Zur Kunsttherapie fand Müller im Alter von 24 Jahren. Damals war sie noch als Pflegefachfrau tätig. «Menschen haben mich schon immer interessiert. Ich habe aber gemerkt, dass mich psychische Vorgänge mehr reizen und ich mich nicht nur auf das körperliche Wohl beschränken will.» Als Müllers Grossmutter sie auf einen Artikel zum Thema Maltherapie aufmerksam machte, informierte sie sich und entschloss sich, diesen Weg einzuschlagen.

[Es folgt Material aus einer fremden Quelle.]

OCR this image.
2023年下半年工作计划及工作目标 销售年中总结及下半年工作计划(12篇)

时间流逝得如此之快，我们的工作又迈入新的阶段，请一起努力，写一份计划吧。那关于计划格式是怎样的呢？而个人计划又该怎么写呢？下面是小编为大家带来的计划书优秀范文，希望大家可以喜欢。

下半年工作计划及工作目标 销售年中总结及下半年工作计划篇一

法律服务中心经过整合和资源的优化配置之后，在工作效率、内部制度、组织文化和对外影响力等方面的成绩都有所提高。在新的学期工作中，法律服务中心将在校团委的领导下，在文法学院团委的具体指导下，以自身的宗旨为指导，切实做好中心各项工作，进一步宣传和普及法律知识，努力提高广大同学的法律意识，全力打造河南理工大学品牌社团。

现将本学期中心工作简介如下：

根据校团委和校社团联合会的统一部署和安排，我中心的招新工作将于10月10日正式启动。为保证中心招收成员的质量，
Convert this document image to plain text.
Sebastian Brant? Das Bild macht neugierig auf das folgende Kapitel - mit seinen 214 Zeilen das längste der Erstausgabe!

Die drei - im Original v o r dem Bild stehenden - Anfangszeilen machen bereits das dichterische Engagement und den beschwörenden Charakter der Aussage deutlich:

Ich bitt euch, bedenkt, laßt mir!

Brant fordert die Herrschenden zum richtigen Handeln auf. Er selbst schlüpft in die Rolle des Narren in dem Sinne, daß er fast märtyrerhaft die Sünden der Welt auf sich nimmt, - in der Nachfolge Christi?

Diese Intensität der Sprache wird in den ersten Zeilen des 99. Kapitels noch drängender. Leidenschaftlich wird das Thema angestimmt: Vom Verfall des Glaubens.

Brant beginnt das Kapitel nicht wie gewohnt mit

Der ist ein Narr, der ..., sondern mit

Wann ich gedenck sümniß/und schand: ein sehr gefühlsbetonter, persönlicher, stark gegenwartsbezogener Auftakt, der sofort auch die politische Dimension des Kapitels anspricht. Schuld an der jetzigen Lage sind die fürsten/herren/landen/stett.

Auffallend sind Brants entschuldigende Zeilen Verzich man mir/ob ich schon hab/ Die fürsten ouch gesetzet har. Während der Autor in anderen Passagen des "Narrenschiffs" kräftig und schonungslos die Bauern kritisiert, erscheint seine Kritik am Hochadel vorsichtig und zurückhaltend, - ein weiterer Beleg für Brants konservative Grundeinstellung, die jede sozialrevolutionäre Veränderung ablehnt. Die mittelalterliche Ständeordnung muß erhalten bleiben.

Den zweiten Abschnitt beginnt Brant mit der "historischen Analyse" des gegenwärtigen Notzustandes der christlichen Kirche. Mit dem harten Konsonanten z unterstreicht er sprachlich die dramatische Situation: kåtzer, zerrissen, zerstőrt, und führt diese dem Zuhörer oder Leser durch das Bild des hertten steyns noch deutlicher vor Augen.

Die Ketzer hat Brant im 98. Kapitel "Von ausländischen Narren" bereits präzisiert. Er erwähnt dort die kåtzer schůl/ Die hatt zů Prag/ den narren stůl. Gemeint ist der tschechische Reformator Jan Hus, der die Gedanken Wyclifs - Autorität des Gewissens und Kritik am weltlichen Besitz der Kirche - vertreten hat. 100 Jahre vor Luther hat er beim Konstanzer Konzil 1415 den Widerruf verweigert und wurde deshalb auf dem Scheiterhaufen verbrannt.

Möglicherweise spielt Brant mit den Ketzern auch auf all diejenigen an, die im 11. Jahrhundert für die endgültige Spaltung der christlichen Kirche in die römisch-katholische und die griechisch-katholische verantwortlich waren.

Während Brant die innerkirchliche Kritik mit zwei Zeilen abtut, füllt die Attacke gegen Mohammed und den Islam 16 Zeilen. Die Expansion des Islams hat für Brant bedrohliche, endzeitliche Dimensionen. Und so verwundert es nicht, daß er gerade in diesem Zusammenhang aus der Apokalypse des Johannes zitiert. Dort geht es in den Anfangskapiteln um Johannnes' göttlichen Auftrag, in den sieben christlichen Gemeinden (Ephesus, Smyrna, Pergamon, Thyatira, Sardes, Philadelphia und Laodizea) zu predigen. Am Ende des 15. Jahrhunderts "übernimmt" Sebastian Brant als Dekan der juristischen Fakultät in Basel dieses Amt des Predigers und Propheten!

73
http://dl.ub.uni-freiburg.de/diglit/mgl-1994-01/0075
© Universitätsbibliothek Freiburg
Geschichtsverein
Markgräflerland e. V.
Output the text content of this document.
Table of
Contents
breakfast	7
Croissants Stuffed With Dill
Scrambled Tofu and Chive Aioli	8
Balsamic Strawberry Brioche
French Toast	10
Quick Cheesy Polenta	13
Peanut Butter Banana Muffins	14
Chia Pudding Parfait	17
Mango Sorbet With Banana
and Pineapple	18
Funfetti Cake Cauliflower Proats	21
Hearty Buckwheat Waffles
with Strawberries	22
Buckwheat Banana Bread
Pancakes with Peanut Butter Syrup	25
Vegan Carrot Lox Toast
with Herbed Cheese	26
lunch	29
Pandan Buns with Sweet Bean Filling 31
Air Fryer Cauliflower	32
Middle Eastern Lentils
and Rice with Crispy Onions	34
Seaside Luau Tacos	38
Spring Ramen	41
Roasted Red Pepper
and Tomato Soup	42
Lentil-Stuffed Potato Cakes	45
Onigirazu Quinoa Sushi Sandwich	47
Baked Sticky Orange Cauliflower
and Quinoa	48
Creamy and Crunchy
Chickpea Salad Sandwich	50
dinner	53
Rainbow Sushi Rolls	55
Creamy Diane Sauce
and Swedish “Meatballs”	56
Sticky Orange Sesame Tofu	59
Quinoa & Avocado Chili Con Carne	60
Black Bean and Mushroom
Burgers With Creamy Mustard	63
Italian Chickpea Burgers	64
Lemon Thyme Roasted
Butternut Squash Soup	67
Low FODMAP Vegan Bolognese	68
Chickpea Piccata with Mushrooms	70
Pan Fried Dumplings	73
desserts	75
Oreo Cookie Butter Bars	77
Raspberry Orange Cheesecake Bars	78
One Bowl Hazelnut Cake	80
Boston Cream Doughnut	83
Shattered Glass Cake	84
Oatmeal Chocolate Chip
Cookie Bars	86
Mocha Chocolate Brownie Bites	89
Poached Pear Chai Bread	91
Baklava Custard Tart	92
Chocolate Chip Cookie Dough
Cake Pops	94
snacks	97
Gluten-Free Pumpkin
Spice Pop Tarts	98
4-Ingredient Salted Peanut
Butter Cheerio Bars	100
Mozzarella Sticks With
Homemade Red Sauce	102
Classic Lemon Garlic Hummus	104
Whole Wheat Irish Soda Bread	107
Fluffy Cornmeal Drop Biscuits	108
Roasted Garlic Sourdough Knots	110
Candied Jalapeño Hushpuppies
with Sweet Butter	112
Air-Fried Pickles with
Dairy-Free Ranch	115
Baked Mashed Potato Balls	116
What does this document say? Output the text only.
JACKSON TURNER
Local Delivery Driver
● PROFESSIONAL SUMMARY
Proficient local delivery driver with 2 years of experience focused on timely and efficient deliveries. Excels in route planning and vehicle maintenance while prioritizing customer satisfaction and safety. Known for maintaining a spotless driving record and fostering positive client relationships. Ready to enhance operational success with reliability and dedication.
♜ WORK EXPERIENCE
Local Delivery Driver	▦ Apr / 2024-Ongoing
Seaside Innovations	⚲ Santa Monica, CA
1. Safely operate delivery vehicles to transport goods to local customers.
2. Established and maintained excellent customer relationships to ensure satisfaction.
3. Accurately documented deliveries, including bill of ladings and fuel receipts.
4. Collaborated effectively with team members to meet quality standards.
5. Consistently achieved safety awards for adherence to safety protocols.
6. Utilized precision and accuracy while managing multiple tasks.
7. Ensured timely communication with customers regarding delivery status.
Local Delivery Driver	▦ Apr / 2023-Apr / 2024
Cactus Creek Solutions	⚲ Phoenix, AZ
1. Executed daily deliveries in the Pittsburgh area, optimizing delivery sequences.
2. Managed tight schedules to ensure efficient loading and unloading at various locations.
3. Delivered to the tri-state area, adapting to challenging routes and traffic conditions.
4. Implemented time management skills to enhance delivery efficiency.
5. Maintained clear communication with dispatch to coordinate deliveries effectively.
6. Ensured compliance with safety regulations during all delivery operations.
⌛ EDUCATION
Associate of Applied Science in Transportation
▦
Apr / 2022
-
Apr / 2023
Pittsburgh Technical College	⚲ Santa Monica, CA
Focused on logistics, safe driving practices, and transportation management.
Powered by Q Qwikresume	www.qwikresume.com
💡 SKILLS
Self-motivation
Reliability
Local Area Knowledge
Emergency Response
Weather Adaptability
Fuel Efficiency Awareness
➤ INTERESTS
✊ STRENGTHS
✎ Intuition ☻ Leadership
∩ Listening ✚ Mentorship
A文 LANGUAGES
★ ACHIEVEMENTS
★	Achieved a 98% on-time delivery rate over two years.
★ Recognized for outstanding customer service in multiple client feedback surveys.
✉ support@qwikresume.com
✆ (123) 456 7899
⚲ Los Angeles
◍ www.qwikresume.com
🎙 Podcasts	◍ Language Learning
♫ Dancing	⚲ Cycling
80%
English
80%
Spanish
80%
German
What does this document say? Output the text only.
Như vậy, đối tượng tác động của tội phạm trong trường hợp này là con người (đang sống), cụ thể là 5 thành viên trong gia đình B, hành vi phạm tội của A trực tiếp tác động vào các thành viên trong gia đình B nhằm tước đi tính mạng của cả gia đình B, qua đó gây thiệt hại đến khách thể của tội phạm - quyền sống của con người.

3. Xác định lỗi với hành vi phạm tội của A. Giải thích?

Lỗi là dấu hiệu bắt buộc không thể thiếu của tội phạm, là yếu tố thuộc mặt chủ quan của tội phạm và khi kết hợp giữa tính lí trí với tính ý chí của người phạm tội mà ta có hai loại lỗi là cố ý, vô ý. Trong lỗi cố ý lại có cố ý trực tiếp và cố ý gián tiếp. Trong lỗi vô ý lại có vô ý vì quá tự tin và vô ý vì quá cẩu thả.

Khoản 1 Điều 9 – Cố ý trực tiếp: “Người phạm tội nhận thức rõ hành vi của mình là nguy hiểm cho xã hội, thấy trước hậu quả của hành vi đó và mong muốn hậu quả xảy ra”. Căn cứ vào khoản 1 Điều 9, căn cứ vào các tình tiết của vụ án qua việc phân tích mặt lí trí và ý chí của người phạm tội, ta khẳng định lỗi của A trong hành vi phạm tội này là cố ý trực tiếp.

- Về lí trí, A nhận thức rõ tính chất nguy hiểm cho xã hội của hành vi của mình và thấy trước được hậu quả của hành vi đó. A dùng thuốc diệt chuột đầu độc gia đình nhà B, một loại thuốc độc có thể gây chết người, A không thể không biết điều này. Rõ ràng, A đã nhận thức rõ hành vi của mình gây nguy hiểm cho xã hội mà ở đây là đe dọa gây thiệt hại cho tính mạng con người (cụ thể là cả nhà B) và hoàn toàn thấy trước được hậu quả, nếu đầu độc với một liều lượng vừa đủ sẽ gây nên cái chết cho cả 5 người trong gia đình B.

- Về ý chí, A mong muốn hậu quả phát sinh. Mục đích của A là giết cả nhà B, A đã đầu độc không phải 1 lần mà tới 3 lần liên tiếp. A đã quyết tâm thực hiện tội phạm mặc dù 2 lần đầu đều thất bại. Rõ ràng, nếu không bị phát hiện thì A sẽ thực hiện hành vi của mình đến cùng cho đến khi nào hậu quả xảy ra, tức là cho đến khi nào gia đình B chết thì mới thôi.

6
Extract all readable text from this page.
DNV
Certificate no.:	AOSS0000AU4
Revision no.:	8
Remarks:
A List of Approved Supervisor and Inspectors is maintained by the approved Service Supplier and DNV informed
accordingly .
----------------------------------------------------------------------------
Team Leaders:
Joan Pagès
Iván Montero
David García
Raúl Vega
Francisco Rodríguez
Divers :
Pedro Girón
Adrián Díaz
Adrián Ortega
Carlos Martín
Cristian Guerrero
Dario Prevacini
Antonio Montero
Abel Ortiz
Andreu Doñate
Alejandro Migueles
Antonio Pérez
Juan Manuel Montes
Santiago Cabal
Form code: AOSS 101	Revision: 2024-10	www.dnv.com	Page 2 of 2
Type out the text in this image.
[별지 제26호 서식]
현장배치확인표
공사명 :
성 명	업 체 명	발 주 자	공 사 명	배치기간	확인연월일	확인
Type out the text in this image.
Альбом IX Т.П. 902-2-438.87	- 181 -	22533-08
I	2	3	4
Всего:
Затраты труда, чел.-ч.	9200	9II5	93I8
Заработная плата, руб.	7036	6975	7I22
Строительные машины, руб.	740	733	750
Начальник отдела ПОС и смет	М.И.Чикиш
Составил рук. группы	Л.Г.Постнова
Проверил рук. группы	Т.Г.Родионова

Zu ihren Stationen gehörten psychiatrische Institutionen in Bern und Zürich. In Berlin leitete sie Kunsttherapie in einer Kinder- und Jugendpsychiatrie, zurück in der Schweiz eröffnete Müller vor zwölf Jahren ihre eigene Praxis. Gleichzeitig arbeitete sie bis vor Kurzem am Universitätsspital Zürich mit jungen Erwachsenen im Zentrum für Essstörungen. «Und nun bin ich etwas kürzergetreten, um Raum für Neues oder einfach mehr Zeit für mich zu schaffen», sagt Müller. Sie könne sich gestalterische und therapeutische Kollaborationen vorstellen. An der Kunsttherapie hält sie jedoch fest. «Ich freue mich, zu sehen, wie Menschen sich noch während der Therapie von Altem befreien und zu einem erfüllteren Leben finden. Auch nach all den Jahren ist die Kunsttherapie für mich eine herausfordernde und befriedigende Arbeit, sozusagen meine Art von Friedensarbeit.»